Azorín limpió el español de retórica huera –igual que Campoamor, al que nunca se le ha hecho la justicia que merece– y, pese a su fama de franquista tácito, sorprende al expresar una visión de España muy alejada de los dogmatismos. El suyo es país sin unidad. Y también un crisol de culturas mezcladas por la historia, que es el relato que manipulan los nacionalistas para reescribir la identidad de todos. A Cataluña, infiel desde la perspectiva castiza, dedica el escritor valenciano hermosas páginas donde la describe como “la faja de oro y luz del Mediterráneo”. “Cataluña es Valencia, y es Alicante y es Mallorca”. Sin embargo, nada más lejos de su ánimo que la instauración de un pancatalanismo imperial.
El escritor valenciano sólo constaba una evidencia: la herencia común de un país cuya característica es la diversidad. Son otros, después, los que han hecho de esta certeza una interminable guerra de guerrillas. La destilación de Cataluña que hace Azorín es un paisaje con olivos, almendros, masías y montañas “majestuosas y austeras”, llenas de una “soledad honda”. Pese a lo limitado del cuadro, siempre sobresale la admiración: la visión de España como una “nación de naciones” –el término es suyo– cuya “unidad es más aparente que real”, pero que, precisamente por eso, es capaz de convivir con un espíritu basado en la diversidad. No existe mejor pegamento. “De naciones en plural” –escribe– “se ha hablado siempre en España. Y no sólo de naciones, sino de patrias. De patrias más que de naciones”. Difícilmente se puede sugerir más con menos palabras: la noción de la patria como ámbito sentimental frente a la idea de nación como una aspiración política excluyente. Y la idea de región, que es una palabra bellamente decimonónica que hoy no usa casi nadie, como justo término medio.

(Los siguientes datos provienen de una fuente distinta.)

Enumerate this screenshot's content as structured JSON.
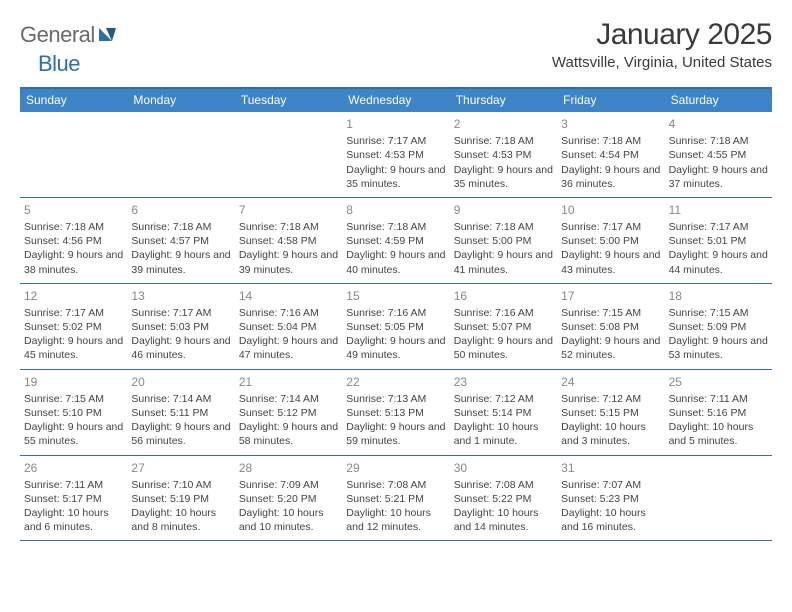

Gracias a un folleto de Maspons i Anglasell –La idea de pàtria segons les autoritats castellanes– Azorín constata que no existe diferencia entre el sentido de la palabra patria que usan castellanos y catalanes: expresa la misma idea de pertenencia espiritual, sin interesados atributos políticos. Es justo el sentido que tiene el término en todos los clásicos españoles: una vivencia de comunidad compartida que no anula las diferencias, sino que, tras aceptarlas, extrae de ellas el honorable patrimonio de la convivencia entre los que se saben distintos. “La variedad no va contra la unidad de la patria española”, escribe Azorín. “La complejidad cultural de España, incluyendo sus contradicciones, es lo que nos ha hecho grandes”. Si esto, tan evidente, lo entendía un conservador periférico como Azorín, que llegó a Madrid en busca de la gloria literaria tras más de veinte horas de viaje en un tren borreguero, parece increíble que no lo comprendan los soberanistas de luxe que, en lugar de mejorar la Cataluña real, llena de diversidad, quieren devolver a los ciudadanos a la hora unitaria de las tribus. Donde quien custodia la hucha común es un bandido que roba a su pueblo, inventa su propio título de realeza, dicta una ley hecha a su voluntad y tiene una idea miserable de patria.